Several other drugs have been found to worsen myasthenia gravis including telithromycin, magnesium, oxytocin, neuromuscular blockers, and anticholinergics.3-7 The Myasthenia Gravis Foundation of America has a resource document for healthcare professionals that discusses medications that may exacerbate myasthenia gravis (http://www.myasthenia.org/hp_medicationsandmg.cfm). The document was last updated in January 2007.
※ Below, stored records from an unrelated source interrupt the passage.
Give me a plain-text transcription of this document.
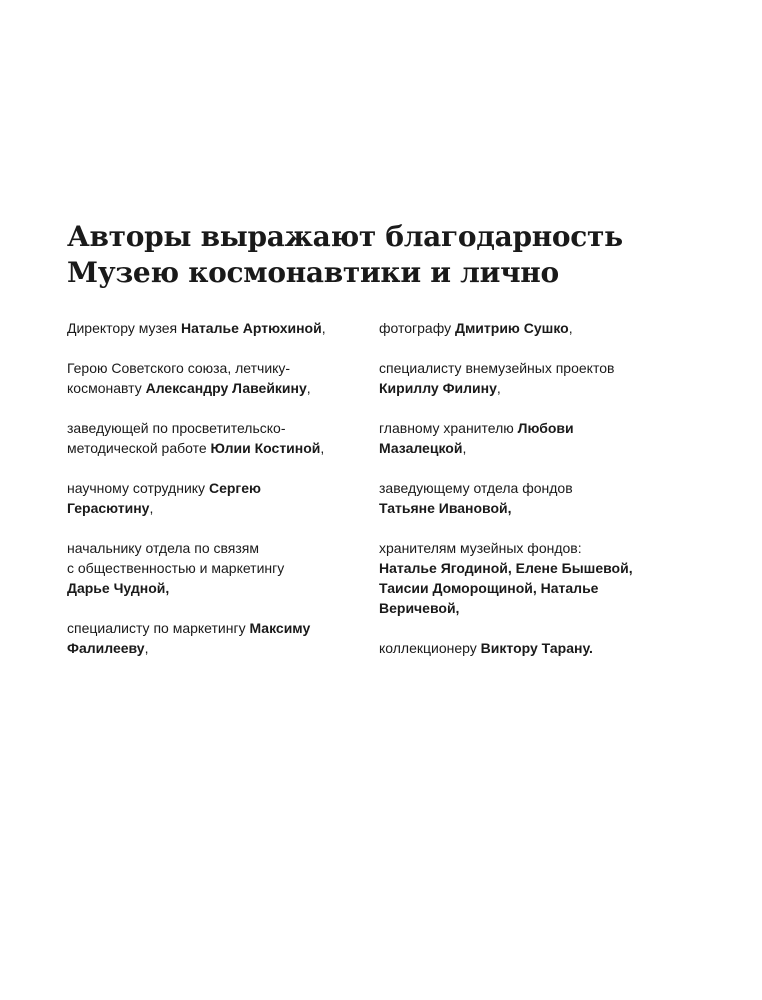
Авторы выражают благодарность
Музею космонавтики и лично

Директору музея Наталье Артюхиной,

Герою Советского союза, летчику-
космонавту Александру Лавейкину,

заведующей по просветительско-
методической работе Юлии Костиной,

научному сотруднику Сергею
Герасютину,

начальнику отдела по связям
с общественностью и маркетингу
Дарье Чудной,

специалисту по маркетингу Максиму
Фалилееву,

фотографу Дмитрию Сушко,

специалисту внемузейных проектов
Кириллу Филину,

главному хранителю Любови
Мазалецкой,

заведующему отдела фондов
Татьяне Ивановой,

хранителям музейных фондов:
Наталье Ягодиной, Елене Бышевой,
Таисии Доморощиной, Наталье
Веричевой,

коллекционеру Виктору Тарану.
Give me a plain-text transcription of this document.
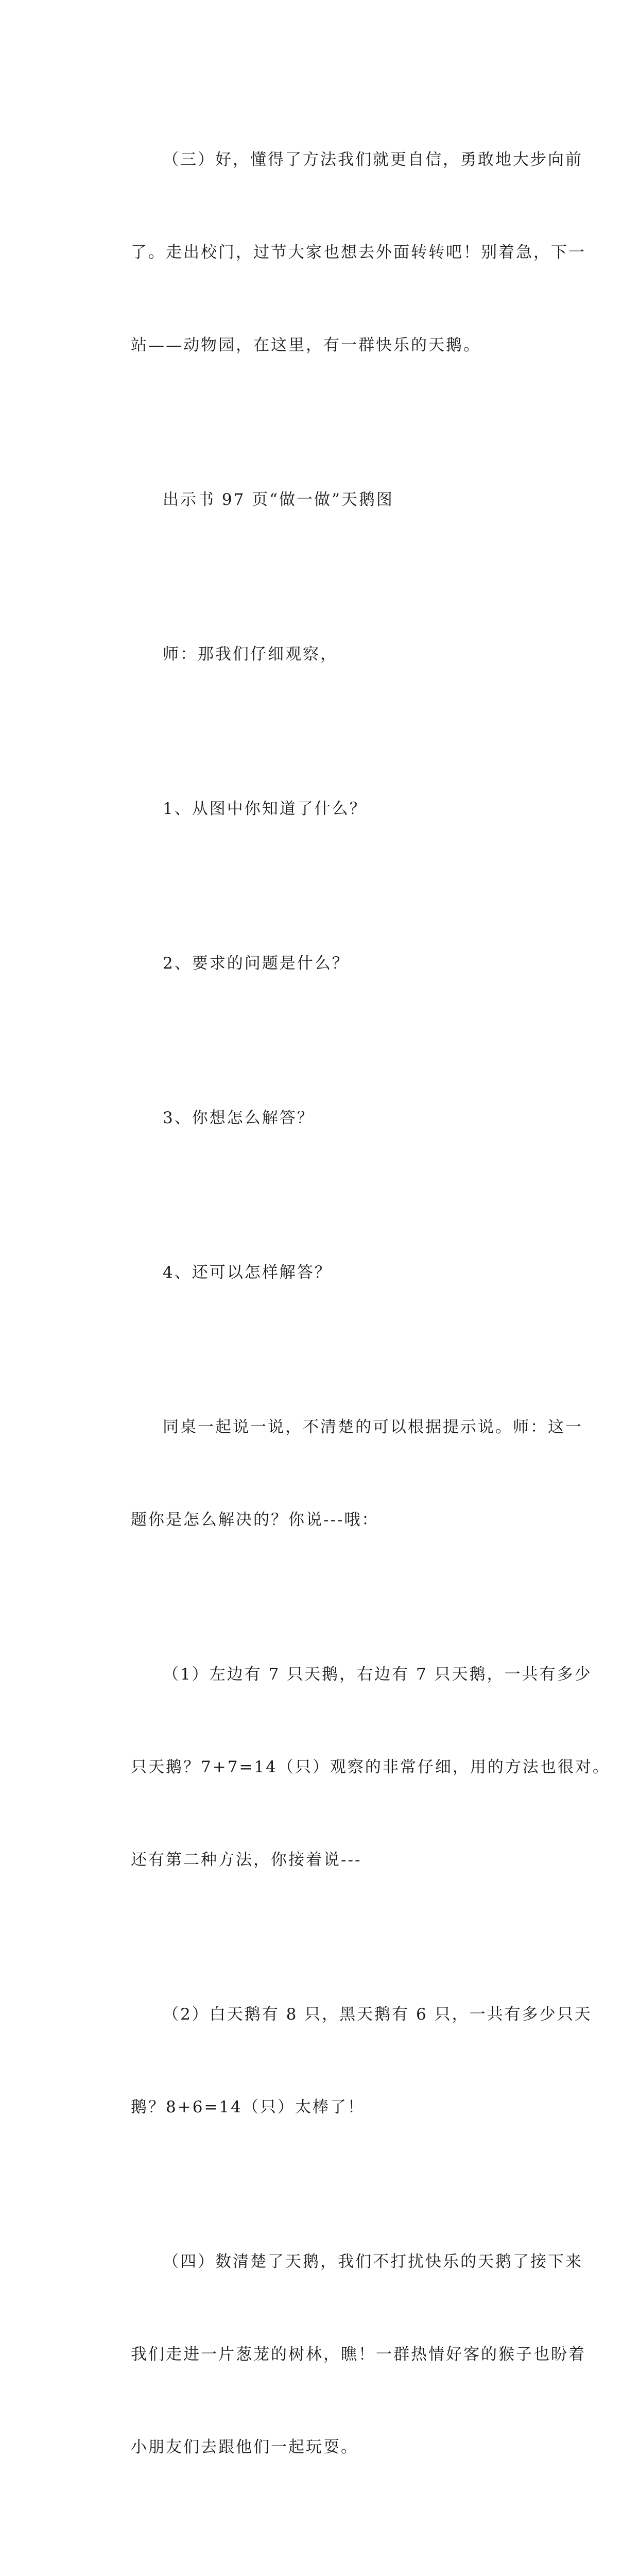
（三）好，懂得了方法我们就更自信，勇敢地大步向前

了。走出校门，过节大家也想去外面转转吧！别着急，下一

站——动物园，在这里，有一群快乐的天鹅。

出示书 97 页“做一做”天鹅图

师：那我们仔细观察，

1、从图中你知道了什么？

2、要求的问题是什么？

3、你想怎么解答？

4、还可以怎样解答？

同桌一起说一说，不清楚的可以根据提示说。师：这一

题你是怎么解决的？你说---哦：

（1）左边有 7 只天鹅，右边有 7 只天鹅，一共有多少

只天鹅？7+7=14（只）观察的非常仔细，用的方法也很对。

还有第二种方法，你接着说---

（2）白天鹅有 8 只，黑天鹅有 6 只，一共有多少只天

鹅？8+6=14（只）太棒了！

（四）数清楚了天鹅，我们不打扰快乐的天鹅了接下来

我们走进一片葱茏的树林，瞧！一群热情好客的猴子也盼着

小朋友们去跟他们一起玩耍。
In summary, many drugs have been implicated as a cause of myasthenia gravis or disease exacerbation. Although the literature regarding implicated medications is limited, caution and close monitoring when prescribing these agents is recommended, especially during an acute exacerbation.

References

  1. Barrons RW. Drug-induced neuromuscular blockade and myasthenia gravis. Pharmacotherapy. 1997;17(6):1220-1232.
  2. Vincent A, Palace J, Hilton-Jones D. Myasthenia gravis. Lancet. 2001;357:2122-2128.
  3. Wittbrodt ET. Drugs and myasthenia gravis: an update. Arch Intern Med. 1997;157:399-408.
  4. Karcic AA. Drugs that can worsen myasthenia gravis. Postgrad Med. 2000;108(2):25.
  5. Pascuzzi R. Myasthenic crisis. Postgrad Med. 2000;107(4):211-222.
  6. Yarom N, Barnea E, Nissan J, Gorsky M. Dental management of patients with myasthenia gravis: A literature review. Oral Surg Oral Med Oral Pathol Oral Radiol Endod. 2005;100(2):158-163.
  7. Kuczkowski KM. Labor analgesia for the parturient with neurological disease. Arch Gynecol Obstet. 2006;247(3):41-46.